Rahman and Bhattachryya (2002) propose that virtual organizations provide an effective vehicle to integrate a company’s operations with those of other enterprises, to work with customers and create a better product or service, to achieve a faster time to market, and to acquire a higher degree of product customization. Further, these authors observed that virtual organizations seem to have five main characteristics in common: (1) They have a shared vision and goal with their partners and a common protocol of cooperation; (2) they cluster activities around their core competencies; (3) they work jointly in teams of core competence groups, to implement their activities in a holistic approach throughout the value chain; (4) they process and distribute information in real-time throughout the entire network, which allows them to make decisions and coordinate actions quickly; and (5) they tend to delegate from the bottom up whenever economies of scale can be achieved, new conditions arise, or a specific competence is required for serving the needs of the whole group.

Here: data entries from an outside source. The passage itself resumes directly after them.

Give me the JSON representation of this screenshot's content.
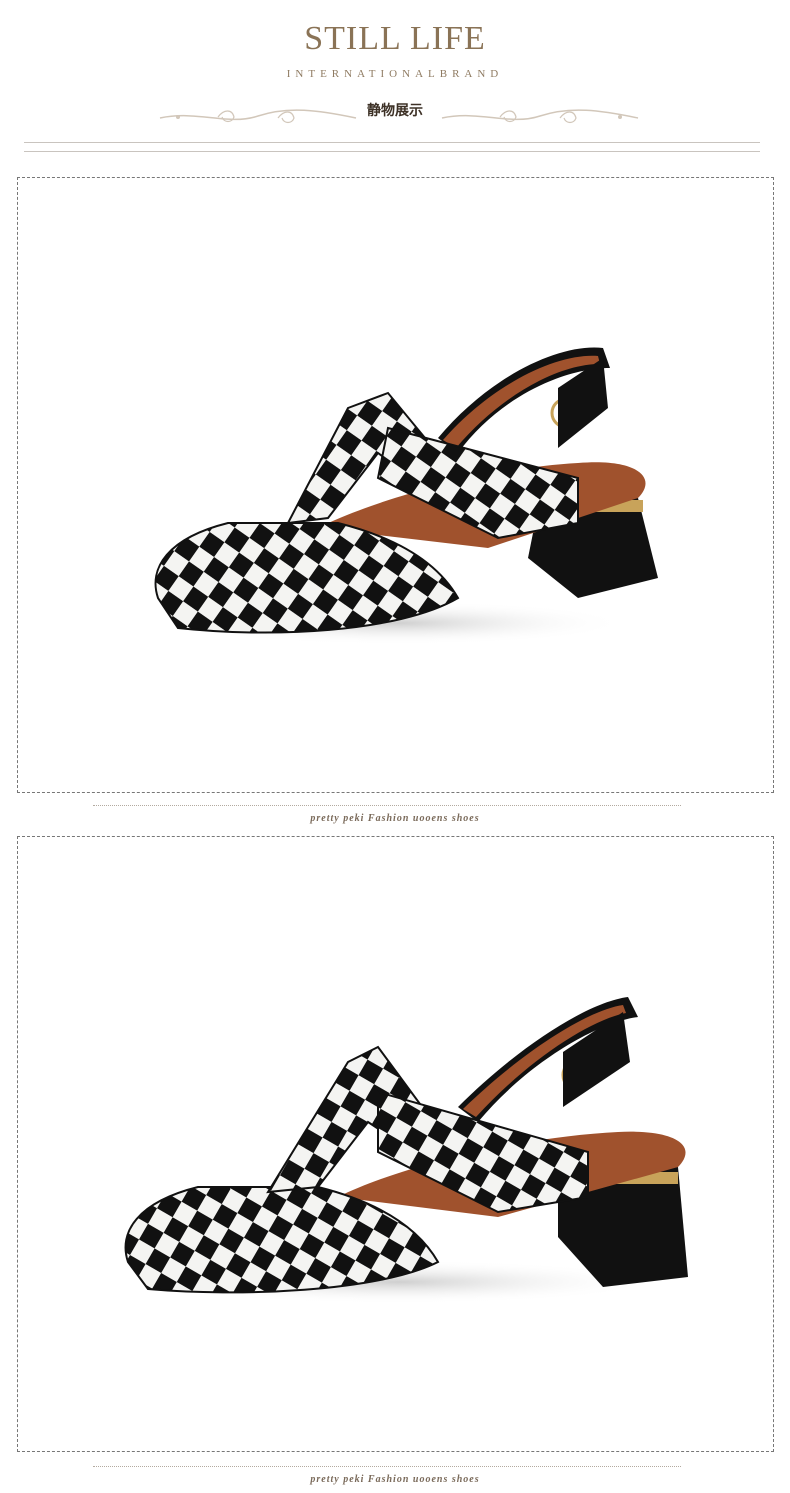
{
  "header": {
    "title": "STILL LIFE",
    "subtitle": "INTERNATIONALBRAND",
    "cn_title": "静物展示"
  },
  "photos": [
    {
      "icon": "checkered-slingback-shoe",
      "caption": "pretty peki Fashion uooens shoes"
    },
    {
      "icon": "checkered-slingback-shoe",
      "caption": "pretty peki Fashion uooens shoes"
    }
  ],
  "colors": {
    "brand_text": "#8a7356",
    "leather_brown": "#a0522d",
    "patent_black": "#111111",
    "checker_white": "#f4f4f2",
    "hardware_gold": "#c8a35a"
  }
}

According to Khalil and Wang (2002), the management of a virtual organization involves essential functions that are unique when compared to the traditional management practices: (1) much greater need for mechanisms useful for information filtering and knowledge acquisition to assist managers with information overload, a common problem in the new environment; (2) increased need to generate and use knowledge faster and more effectively; further, organizational knowledge needs to be captured, stored, and made available where it is needed; thus, organizations will have to treat human knowledge as a key component of their asset base, and create knowledge bases or repositories that enable workers to shorten learning curves by sharing each other’s experience; and (3) management has to be based on trust and minimal supervision since it is very difficult to supervise and control in geographically-dispersed units; managers and workers who are comfortable in a traditional workplace may find the new environment difficult to live with.